The government's launch of Invest in Indonesia Year 2003 will lead to a dead end because no concrete action has been taken to support the program and political uncertainty will increase ahead of next year's elections, experts said.

They said the government would be busy with political events over the next two years, leaving plans to boost investment forgotten.

"I still don't believe foreign investors will eye Indonesia this year. They will continue to wait and see over the next three years," Dradjat Wibowo, an economist at the Institute for the Development of Economics and Finance, told The Jakarta Post on Friday.

President Megawati Soekarnoputri officially launched Invest in Investment Year 2003 on Thursday. The goal of the program is to improve the investment climate here in order to attract investors to help push economic growth and create jobs.

Megawati, however, failed to outline any concrete measures to address investors' concerns about security, legal certainty and legal enforcement.

Sri Adiningsih, an economist at Gadjah Mada University, said businesses operating in the country repeatedly voiced their complaints to the government, but no action was ever take to resolve these problems.

"Investors will of course remain reluctant to come here if the government fails to take concrete action to resolve all of the pressing problems as soon as possible.

"This will require an integrated effort involving various ministries," Sri said.

Anton J. Supit, chairman of the Indonesian Footwear Association, also urged the government to get serious about dealing with the problems facing investors, singling out corruption as particularly worrisome.

"I don't believe promotions are called for at the moment if the situation remains unchanged.

"But still, we welcome this as better than nothing," he said.

As part of its efforts to promote investment, the government plans to set up the National Investment Team to resolve pressing problems facing existing investors.

The team will hold regular meetings with investors around the country and then devise ways to resolve their problems.

The government also plans to establish a one-stop service center for investors in order to speed up investment licensing and cut down on bureaucratic hassles.

Currently, investors must go to several ministries to receive a license, a process that can take months.

Dradjat, however, questioned the government's seriousness about establishing the one-stop service center, pointing out that it was still reluctant to give total investment licensing power to the Investment Coordinating Board.

"That will be one of the main considerations for investors considering investing here.

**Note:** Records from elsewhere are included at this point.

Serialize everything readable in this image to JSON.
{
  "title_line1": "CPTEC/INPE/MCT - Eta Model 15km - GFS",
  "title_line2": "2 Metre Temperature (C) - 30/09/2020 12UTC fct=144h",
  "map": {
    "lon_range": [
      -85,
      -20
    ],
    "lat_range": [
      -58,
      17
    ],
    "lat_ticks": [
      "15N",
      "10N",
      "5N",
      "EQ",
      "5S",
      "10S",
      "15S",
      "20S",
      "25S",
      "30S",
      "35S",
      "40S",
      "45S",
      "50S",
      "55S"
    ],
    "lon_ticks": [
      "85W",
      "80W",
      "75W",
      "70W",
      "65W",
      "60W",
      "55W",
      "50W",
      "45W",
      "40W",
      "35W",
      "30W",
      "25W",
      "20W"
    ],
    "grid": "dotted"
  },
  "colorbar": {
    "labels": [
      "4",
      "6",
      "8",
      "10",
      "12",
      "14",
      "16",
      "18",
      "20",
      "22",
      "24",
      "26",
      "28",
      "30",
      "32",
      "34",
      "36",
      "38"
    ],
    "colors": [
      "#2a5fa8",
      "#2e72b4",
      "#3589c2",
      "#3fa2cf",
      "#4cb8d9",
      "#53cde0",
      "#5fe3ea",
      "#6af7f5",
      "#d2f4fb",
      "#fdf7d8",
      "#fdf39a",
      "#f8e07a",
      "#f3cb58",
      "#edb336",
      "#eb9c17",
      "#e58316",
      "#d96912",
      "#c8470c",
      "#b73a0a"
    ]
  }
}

Investors want smooth service, like a one-stop service policy," he said.

Sri, meanwhile, said the return of investors to the country depended very much on the seriousness with which Megawati addressed investors' concerns.

These concerns include labor conflicts, high tax rates and rampant illegal fees.

"Our taxes are relatively higher than neighboring countries. The government must conduct a careful study of this to make us more attractive to investors," Sri said.

She also suggested the government offer new incentives to investors.

"All of the countries in the region, including Japan, are now struggling to attract new investors and are offering them a lot of incentives. So why don't we offer incentives?" Sri asked.